のんびりと玄関の電気を点けてドアを押し開く。

「やっぱり居た。開けんの遅ぇっつの」
「置いてきてよかったのに」
「そういうわけにもいかないだろ」
「なんならここに置いていけば、」
「なおさら駄目だろーが」
そう言って日向は鞄を私に突き出してきた。それを受け取りつつお礼を言う。
そのまま帰るかと思って日向の顔を見上げると、何か言いたげな顔をしているのがわかって気まずくなる。咄嗟に、取り繕うように口を開いた。何も訊かないで、お願いだから。

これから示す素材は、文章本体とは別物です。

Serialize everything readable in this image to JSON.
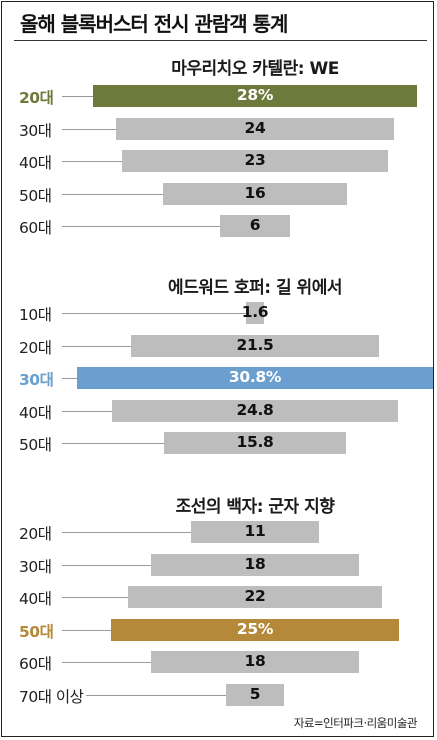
{
  "title": "올해 블록버스터 전시 관람객 통계",
  "source": "자료=인터파크·리움미술관",
  "chart_data": [
    {
      "type": "bar",
      "title": "마우리치오 카텔란: WE",
      "categories": [
        "20대",
        "30대",
        "40대",
        "50대",
        "60대"
      ],
      "values": [
        28,
        24,
        23,
        16,
        6
      ],
      "value_labels": [
        "28%",
        "24",
        "23",
        "16",
        "6"
      ],
      "highlight_index": 0,
      "highlight_color": "#6d7a3c",
      "bar_color": "#bdbdbd"
    },
    {
      "type": "bar",
      "title": "에드워드 호퍼: 길 위에서",
      "categories": [
        "10대",
        "20대",
        "30대",
        "40대",
        "50대"
      ],
      "values": [
        1.6,
        21.5,
        30.8,
        24.8,
        15.8
      ],
      "value_labels": [
        "1.6",
        "21.5",
        "30.8%",
        "24.8",
        "15.8"
      ],
      "highlight_index": 2,
      "highlight_color": "#6b9fcf",
      "bar_color": "#bdbdbd"
    },
    {
      "type": "bar",
      "title": "조선의 백자: 군자 지향",
      "categories": [
        "20대",
        "30대",
        "40대",
        "50대",
        "60대",
        "70대 이상"
      ],
      "values": [
        11,
        18,
        22,
        25,
        18,
        5
      ],
      "value_labels": [
        "11",
        "18",
        "22",
        "25%",
        "18",
        "5"
      ],
      "highlight_index": 3,
      "highlight_color": "#b48a3a",
      "bar_color": "#bdbdbd"
    }
  ]
}
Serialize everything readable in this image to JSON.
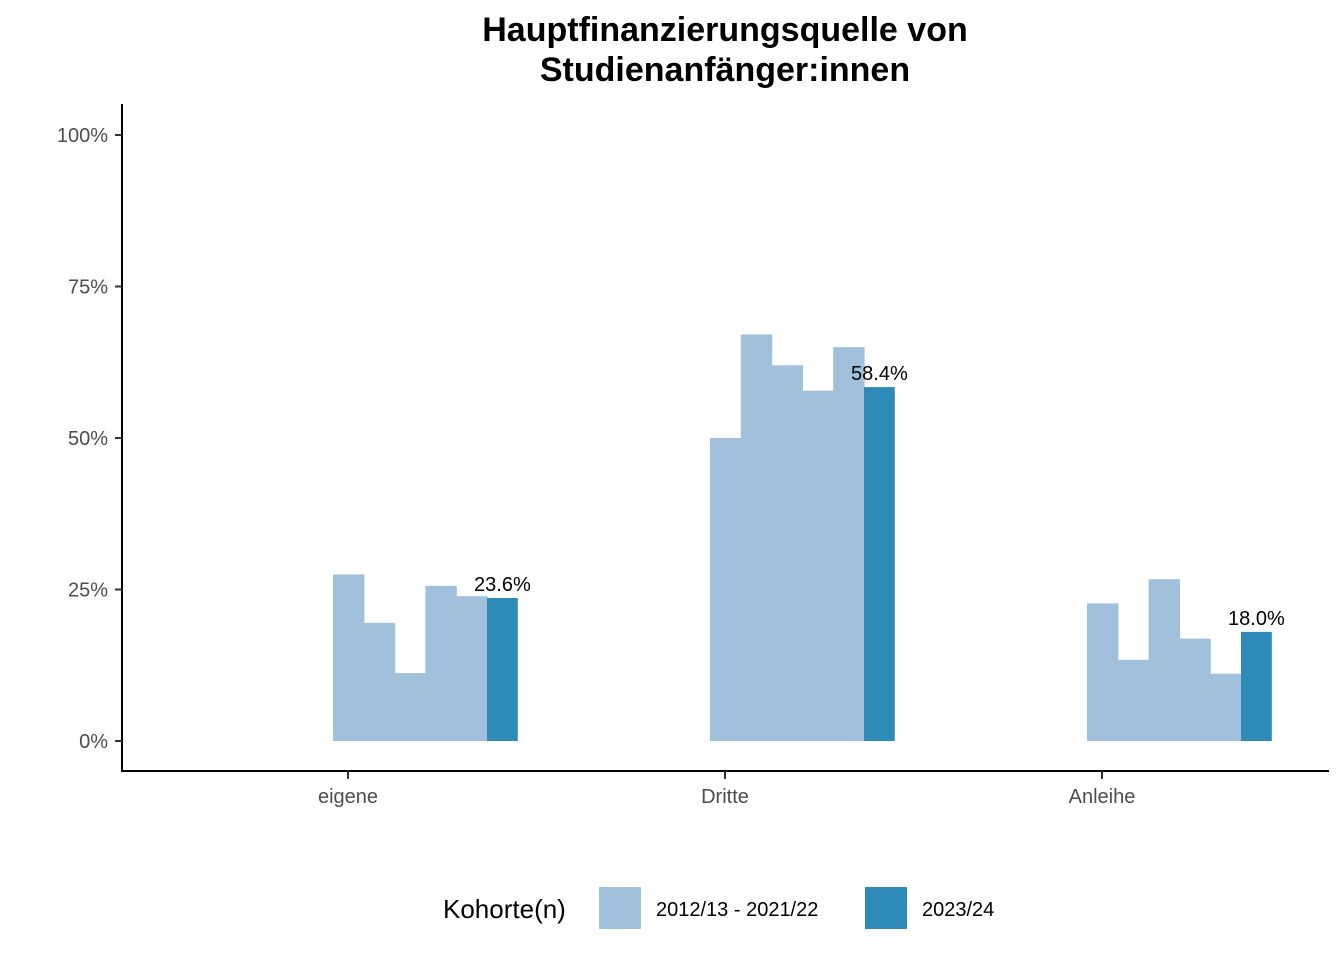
{
  "chart_data": {
    "type": "bar",
    "title_lines": [
      "Hauptfinanzierungsquelle von",
      "Studienanfänger:innen"
    ],
    "xlabel": "",
    "ylabel": "",
    "categories": [
      "eigene",
      "Dritte",
      "Anleihe"
    ],
    "ylim": [
      0,
      100
    ],
    "y_ticks": [
      0,
      25,
      50,
      75,
      100
    ],
    "y_tick_labels": [
      "0%",
      "25%",
      "50%",
      "75%",
      "100%"
    ],
    "grid": false,
    "legend": {
      "title": "Kohorte(n)",
      "position": "bottom",
      "entries": [
        {
          "label": "2012/13 - 2021/22",
          "color": "#a1c0dc"
        },
        {
          "label": "2023/24",
          "color": "#2e8bb8"
        }
      ]
    },
    "series": [
      {
        "name": "2012/13 - 2021/22",
        "color": "#a1c0dc",
        "values": [
          [
            27.5,
            19.5,
            11.2,
            25.6,
            23.9
          ],
          [
            50.0,
            67.1,
            62.0,
            57.8,
            65.0
          ],
          [
            22.7,
            13.4,
            26.7,
            16.9,
            11.1
          ]
        ]
      },
      {
        "name": "2023/24",
        "color": "#2e8bb8",
        "values": [
          23.6,
          58.4,
          18.0
        ],
        "labels": [
          "23.6%",
          "58.4%",
          "18.0%"
        ]
      }
    ]
  }
}
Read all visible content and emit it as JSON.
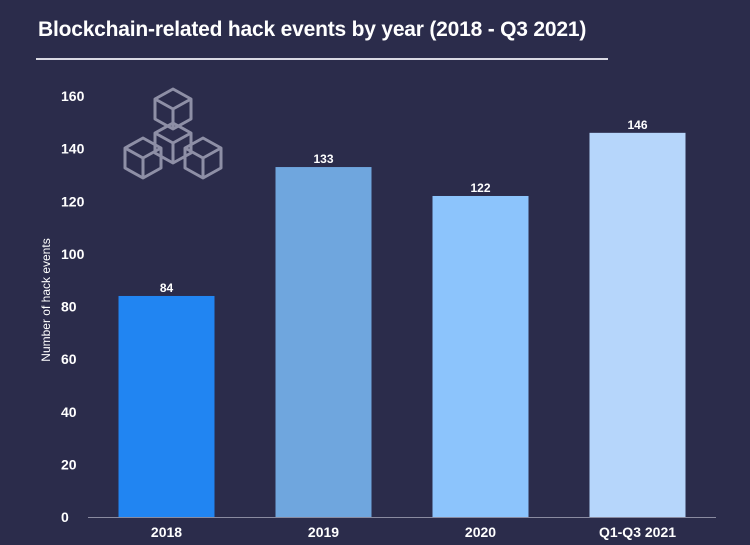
{
  "chart_data": {
    "type": "bar",
    "title": "Blockchain-related hack events by year (2018 - Q3 2021)",
    "xlabel": "",
    "ylabel": "Number of hack events",
    "categories": [
      "2018",
      "2019",
      "2020",
      "Q1-Q3 2021"
    ],
    "values": [
      84,
      133,
      122,
      146
    ],
    "data_labels": [
      "84",
      "133",
      "122",
      "146"
    ],
    "bar_colors": [
      "#2185f2",
      "#6fa6de",
      "#8cc4fc",
      "#b6d6fb"
    ],
    "ylim": [
      0,
      160
    ],
    "yticks": [
      0,
      20,
      40,
      60,
      80,
      100,
      120,
      140,
      160
    ],
    "ytick_labels": [
      "0",
      "20",
      "40",
      "60",
      "80",
      "100",
      "120",
      "140",
      "160"
    ],
    "grid": false,
    "legend": "none"
  },
  "logo": {
    "icon": "blockchain-cubes-icon",
    "color": "#8e8fa6"
  },
  "colors": {
    "background": "#2b2c4b",
    "text": "#ffffff",
    "axis": "#8a8ba0"
  }
}
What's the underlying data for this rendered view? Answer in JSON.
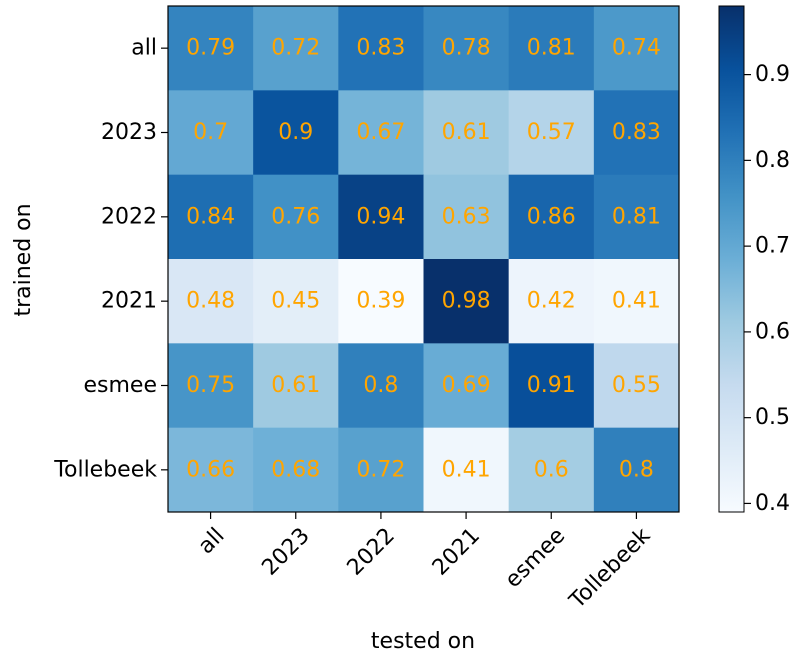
{
  "chart_data": {
    "type": "heatmap",
    "title": "",
    "xlabel": "tested on",
    "ylabel": "trained on",
    "x_categories": [
      "all",
      "2023",
      "2022",
      "2021",
      "esmee",
      "Tollebeek"
    ],
    "y_categories": [
      "all",
      "2023",
      "2022",
      "2021",
      "esmee",
      "Tollebeek"
    ],
    "values": [
      [
        0.79,
        0.72,
        0.83,
        0.78,
        0.81,
        0.74
      ],
      [
        0.7,
        0.9,
        0.67,
        0.61,
        0.57,
        0.83
      ],
      [
        0.84,
        0.76,
        0.94,
        0.63,
        0.86,
        0.81
      ],
      [
        0.48,
        0.45,
        0.39,
        0.98,
        0.42,
        0.41
      ],
      [
        0.75,
        0.61,
        0.8,
        0.69,
        0.91,
        0.55
      ],
      [
        0.66,
        0.68,
        0.72,
        0.41,
        0.6,
        0.8
      ]
    ],
    "colorbar": {
      "min": 0.39,
      "max": 0.98,
      "ticks": [
        "0.4",
        "0.5",
        "0.6",
        "0.7",
        "0.8",
        "0.9"
      ],
      "colormap": "Blues"
    },
    "annotation_color": "#ffa500",
    "grid": false,
    "legend": "none"
  }
}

「電気点いてなかったのにほんとにしつこいよねー、日向は」

我ながら誉めたくなるほど普通に話せた。私はきっとこうやって隠し続けて、いつか気持ちが軽くなるのを辛抱強く待つのだろう。自分の悩みや苦しみを仲間たちには背負わせてはいけないのだ。みんなの前では冷静でいなくちゃいけない。見えないようにぐっと唇を噛み締めてから、日向に微笑みかける。
でも、日向はさらに眉を顰めた。

「泣いてただろ。しかもあんなに叫びやがって。あの様子じゃおばさん達と出かける気にならないだろうなと思って、出るの待ってたんだよ。これでも心配してんだ、ダアホ」

そう言ってぽんぽんと頭を撫でてきた。
喉の奥がツンとして、顔が歪みそうになる。大きく息を吸って、自分の感情に蓋をするようにしかめ面をする。

「やめてって言ったでしょ、心配もしなくていい」
「お前な、」

生意気な態度をとると日向は少し声を荒げたけれど、バイブ音が鳴ってそれは遮られた。私は驚いて見上げると、日向が焦ったように制服のズボンから何かを取り出した。
光るその背面の画面に表示された名前。特別なリズムを刻み震える小さな機械。
私は息をのんだ。
一瞬の沈黙。
気まずそうな顔で目を逸らす日向をジッと見る。すう、と指先から体温が失われるのを感じた。

「鳴りまくってたから、」
「それ、見たの?」

それは、私の白いケータイだった。

ストラップが1つだけぶら下がってる味気ないケータイ。彼がくれた大事なストラップが1つだけ、私と彼を繋いでいた大切な大切な。

私の質問に答えようと口を開きかける日向が驚くのも構わずひったくるようにケータイを掴む。折れるんじゃないかという勢いで開いて発信元を確認する。古橋康次郎、ふるはし、こうじろう。見開いた目は乾いていて、涙は出なかった。

「おい、大丈夫か。古橋ってあの霧崎の」

食い入るように画面を見つめる私に日向が何やら話しかけてくる。しかし、心配しながらも問い詰めるような声音も今は全く気にならなかった。それに気が付いて、私は震える小さな機体を抱きしめた。

隠す必要なんかなかったんだ、ただ彼が好きなだけで充分で、ああ、なんて愚かだったんだ。
雫が1つ画面に落ちた瞬間、コール音が留守番電話のアナウンスに切り替わった。